Selain itu, selama ini negara terbukti tidak mampu menjamin tersedianya lapangan pekerjaan bagi rakyat, negara lepas tanggung jawab dalam menjamin keselamatan rakyatnya dan melindungi dari eksploitasi dan TPPO. Sebaliknya, negara menyerahkan urusan ini pada swasta. Lagi-lagi semua hanya berorientasi pada terkumpulnya kapital dan keuntungan, bukan kesejahteraan dan perlindungan terhadap rakyat. Sehingga, peran negara pun nihil sebab semua dikembalikan pada asas kebebasan. Negara dalam sistem kapitalisme tidak lebih hanya sebagai regulator antara rakyat dan pengusaha saja. Undang - Undang Ciptakerja yang disahkan dan diopinikan akan mampu membuka lapangan kerja pun nyatanya gagal total.

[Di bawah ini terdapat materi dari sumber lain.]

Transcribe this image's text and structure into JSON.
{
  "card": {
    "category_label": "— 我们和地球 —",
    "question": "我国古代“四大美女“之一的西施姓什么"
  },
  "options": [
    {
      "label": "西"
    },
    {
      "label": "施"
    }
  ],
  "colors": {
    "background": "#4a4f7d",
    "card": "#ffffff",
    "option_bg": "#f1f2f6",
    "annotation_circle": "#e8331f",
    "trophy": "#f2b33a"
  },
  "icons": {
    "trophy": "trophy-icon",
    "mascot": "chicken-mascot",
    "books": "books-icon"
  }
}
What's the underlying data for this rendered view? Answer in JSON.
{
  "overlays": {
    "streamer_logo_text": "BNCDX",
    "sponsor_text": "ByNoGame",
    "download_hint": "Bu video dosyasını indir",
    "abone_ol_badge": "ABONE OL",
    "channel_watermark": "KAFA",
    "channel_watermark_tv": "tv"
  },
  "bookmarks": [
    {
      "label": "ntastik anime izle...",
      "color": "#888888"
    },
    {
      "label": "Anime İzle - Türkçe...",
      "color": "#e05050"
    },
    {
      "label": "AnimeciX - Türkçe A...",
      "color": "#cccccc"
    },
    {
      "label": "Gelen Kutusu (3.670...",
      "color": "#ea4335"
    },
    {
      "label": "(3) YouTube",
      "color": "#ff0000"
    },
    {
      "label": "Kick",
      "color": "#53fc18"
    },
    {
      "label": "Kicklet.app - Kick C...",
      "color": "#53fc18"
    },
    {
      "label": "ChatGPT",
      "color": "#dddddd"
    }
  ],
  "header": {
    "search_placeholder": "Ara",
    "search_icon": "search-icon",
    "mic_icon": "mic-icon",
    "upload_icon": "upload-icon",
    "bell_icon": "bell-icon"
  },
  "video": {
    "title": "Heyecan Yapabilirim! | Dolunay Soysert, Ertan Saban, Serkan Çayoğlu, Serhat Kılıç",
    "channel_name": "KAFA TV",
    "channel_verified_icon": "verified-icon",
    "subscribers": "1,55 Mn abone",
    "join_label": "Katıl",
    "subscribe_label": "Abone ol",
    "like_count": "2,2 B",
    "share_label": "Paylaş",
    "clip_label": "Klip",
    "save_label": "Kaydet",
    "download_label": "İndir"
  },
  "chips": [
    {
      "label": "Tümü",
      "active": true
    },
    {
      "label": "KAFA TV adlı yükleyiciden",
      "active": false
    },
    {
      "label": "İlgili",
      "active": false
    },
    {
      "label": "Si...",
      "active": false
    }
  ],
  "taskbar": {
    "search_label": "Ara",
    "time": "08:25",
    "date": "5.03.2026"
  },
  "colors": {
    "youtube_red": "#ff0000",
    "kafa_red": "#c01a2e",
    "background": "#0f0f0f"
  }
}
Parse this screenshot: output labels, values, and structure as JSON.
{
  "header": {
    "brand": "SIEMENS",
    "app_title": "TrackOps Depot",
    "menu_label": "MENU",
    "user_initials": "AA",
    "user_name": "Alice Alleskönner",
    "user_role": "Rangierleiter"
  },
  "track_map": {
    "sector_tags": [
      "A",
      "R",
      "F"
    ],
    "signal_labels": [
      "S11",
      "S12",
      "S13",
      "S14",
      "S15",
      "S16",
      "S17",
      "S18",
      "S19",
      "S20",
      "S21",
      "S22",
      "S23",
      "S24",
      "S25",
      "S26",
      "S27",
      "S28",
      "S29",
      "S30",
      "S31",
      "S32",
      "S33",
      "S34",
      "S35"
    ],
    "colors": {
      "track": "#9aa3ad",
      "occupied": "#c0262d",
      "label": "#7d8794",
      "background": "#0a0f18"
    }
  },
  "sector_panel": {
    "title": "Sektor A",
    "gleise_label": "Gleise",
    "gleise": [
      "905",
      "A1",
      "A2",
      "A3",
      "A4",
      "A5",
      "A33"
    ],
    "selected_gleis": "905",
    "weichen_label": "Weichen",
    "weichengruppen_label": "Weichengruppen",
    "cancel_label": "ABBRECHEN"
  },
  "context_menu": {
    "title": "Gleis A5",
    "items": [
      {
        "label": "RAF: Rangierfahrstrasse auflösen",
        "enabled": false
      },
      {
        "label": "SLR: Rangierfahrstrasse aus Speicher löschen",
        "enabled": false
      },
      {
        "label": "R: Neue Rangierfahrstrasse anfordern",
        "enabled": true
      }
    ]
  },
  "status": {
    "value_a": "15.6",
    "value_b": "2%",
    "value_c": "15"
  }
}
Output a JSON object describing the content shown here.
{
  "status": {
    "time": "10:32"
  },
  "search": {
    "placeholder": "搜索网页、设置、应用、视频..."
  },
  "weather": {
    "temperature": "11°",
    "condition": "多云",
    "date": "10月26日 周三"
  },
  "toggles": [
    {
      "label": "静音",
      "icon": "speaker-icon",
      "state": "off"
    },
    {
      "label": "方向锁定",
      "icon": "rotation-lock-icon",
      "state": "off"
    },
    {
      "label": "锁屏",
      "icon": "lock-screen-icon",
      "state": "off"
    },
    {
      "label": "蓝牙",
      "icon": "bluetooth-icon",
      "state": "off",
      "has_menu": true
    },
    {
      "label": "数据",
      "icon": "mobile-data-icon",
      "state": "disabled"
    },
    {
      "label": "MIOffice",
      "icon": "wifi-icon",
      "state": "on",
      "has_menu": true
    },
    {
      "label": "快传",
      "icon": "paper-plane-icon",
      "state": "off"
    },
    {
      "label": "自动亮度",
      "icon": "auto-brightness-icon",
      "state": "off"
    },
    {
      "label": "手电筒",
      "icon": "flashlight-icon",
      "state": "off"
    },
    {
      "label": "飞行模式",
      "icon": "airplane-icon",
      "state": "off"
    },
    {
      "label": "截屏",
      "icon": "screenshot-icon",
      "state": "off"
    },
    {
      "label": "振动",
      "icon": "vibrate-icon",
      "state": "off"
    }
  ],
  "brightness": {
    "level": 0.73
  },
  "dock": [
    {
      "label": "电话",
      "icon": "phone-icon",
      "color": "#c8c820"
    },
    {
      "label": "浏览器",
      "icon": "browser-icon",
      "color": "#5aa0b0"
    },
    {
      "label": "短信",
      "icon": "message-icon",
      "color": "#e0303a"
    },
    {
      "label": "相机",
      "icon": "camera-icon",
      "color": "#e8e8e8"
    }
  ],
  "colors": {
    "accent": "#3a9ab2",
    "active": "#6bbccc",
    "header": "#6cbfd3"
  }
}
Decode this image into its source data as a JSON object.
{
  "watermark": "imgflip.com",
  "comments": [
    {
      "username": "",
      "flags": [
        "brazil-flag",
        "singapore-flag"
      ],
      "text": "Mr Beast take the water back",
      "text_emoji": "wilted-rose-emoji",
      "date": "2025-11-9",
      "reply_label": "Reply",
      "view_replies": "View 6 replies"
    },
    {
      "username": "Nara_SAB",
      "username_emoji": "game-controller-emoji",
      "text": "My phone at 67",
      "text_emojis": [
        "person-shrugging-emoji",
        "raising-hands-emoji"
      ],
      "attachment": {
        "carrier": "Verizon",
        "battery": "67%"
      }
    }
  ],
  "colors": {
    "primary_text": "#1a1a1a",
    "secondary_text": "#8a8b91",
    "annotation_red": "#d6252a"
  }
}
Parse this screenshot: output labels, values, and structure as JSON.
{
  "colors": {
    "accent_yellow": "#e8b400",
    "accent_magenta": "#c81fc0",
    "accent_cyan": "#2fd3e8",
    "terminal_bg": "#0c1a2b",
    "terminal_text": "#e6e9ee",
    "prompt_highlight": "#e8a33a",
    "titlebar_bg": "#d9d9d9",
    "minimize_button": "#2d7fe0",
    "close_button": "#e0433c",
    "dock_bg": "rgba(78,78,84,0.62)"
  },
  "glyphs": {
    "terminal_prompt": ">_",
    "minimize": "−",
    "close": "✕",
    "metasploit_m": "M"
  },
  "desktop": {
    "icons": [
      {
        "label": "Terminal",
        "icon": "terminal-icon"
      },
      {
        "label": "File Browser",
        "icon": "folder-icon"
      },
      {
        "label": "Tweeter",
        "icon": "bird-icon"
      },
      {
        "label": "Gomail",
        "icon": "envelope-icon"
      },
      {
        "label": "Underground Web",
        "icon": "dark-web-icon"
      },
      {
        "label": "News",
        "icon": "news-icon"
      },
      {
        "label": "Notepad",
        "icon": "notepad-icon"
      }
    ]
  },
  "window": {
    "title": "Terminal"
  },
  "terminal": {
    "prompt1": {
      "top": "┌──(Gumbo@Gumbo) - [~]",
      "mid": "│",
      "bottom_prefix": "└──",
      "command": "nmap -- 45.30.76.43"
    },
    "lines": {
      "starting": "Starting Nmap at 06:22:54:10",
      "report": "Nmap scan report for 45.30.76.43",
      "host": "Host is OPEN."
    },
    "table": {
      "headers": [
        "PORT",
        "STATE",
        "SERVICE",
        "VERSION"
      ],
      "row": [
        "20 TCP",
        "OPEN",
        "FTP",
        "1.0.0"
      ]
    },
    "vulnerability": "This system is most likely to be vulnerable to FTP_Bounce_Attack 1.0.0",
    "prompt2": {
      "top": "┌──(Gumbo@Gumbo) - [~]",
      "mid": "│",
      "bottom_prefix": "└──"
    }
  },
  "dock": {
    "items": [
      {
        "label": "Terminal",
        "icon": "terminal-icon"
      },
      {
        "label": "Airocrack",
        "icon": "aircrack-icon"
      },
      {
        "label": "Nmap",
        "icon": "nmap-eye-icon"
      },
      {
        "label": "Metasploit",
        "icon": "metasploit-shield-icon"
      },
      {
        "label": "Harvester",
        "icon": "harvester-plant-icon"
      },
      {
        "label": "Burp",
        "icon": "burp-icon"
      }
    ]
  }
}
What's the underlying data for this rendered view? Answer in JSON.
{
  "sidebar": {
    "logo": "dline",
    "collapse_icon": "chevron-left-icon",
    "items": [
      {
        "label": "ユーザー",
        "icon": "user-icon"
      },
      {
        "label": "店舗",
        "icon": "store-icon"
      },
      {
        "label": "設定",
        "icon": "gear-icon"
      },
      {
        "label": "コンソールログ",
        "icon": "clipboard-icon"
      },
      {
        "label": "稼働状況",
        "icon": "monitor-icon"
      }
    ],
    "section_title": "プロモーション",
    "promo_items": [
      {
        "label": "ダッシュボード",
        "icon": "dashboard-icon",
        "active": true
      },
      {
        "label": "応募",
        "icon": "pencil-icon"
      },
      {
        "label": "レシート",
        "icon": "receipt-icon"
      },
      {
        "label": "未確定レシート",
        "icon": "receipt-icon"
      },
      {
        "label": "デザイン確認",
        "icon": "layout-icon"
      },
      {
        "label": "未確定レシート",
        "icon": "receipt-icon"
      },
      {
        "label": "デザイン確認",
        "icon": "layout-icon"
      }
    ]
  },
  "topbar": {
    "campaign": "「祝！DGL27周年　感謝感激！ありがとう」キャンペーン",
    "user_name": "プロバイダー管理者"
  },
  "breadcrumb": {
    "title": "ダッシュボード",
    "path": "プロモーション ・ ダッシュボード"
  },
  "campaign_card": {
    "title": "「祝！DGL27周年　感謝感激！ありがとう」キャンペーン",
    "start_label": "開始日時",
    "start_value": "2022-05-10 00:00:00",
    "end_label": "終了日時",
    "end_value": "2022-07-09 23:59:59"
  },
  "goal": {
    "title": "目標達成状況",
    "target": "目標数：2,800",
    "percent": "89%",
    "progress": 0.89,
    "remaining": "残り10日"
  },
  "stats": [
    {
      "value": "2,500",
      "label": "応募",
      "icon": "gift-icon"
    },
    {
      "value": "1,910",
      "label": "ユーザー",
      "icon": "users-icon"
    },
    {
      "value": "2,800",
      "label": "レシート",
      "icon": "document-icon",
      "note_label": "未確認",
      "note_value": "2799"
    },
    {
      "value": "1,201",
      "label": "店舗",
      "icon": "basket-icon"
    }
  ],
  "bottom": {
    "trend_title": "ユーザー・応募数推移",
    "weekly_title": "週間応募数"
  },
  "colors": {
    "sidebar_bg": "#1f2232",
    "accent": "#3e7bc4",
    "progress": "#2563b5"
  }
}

Penyelesaian masalah ini, tentunya berbeda dengan sistem ekonomi Islam. Dalam sistem ekonomi Islam, kesejahteraan pekerja sudah menjadi kewajiban bagi negara untuk mengurusnya. Dimulai dari pengaturan kepemilikan harta (kepemilikan individu, umum, dan negara), menetapkan gaji standar buruh sesuai syariat Islam yaitu berdasarkan manfaat tenaga yang diberikan, serta mendorong setiap individu khusus laki-laki untuk bekerja, serta memfasilitasi dan memberikan jaminan bagi mereka.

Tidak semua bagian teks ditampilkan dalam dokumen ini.